The presentation of this abnormal neoplasia can be explained according to two main justifications, in agreement with what has already been proposed by Boghossian et al. [7]: the mass could be the expression of a replacement of a lymph node with a primitive neoplasia, or an initial skin lesion could have spontaneously regressed leaving the retroperitoneal mass as single site of metastasis. A third hypothesis, although anecdotal, is explained in some studies that suggest a possible onset of Merkel cell tumor in the subcutaneous tissue [11, 12]. It is however interesting to note that our patient, despite the absence of a history of immunosuppression and a presentation not compatible with sun exposure, makes use of statins. The role of these drugs seems controversial, but there are lines of evidence of a possible influence [13].

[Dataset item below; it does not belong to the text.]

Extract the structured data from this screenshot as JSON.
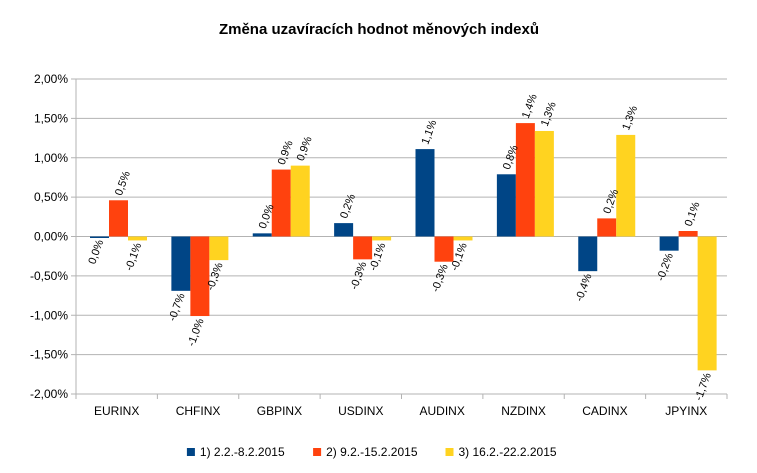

According to the NCCN guidelines the use of chemotherapy with or without surgery and/or radiation therapy is indicated for stage IV, distant metastatic disease (M1) [14]. The most common regimen used for regional disease is cisplatin or carboplatin with or without etoposide [15]. Although combined treatment with radiotherapy and surgery has a better impact with significantly lower rates of local and regional recurrence of MCC than surgery alone [16], in the presented case, it was not possible to associate the treatments as required due to the history of paroxysmal tachycardia. Combination of carboplatin and etoposide followed by radiotherapy has shown, however, effective in inducing a reduction of the tumor mass with an acceptable toxicological profile.
In the situation described, it clearly emerges, albeit in a unusual presentation, that the treatment of Merkel cell cancer may benefit from systemic chemotherapy based on cisplatin or carboplatin plus etoposide combined with radiation therapy.
Clearly, as there is yet no certainty about the best approach in Merkel cell tumors, further studies are needed to investigate the issue of unusual presentations of this cancer.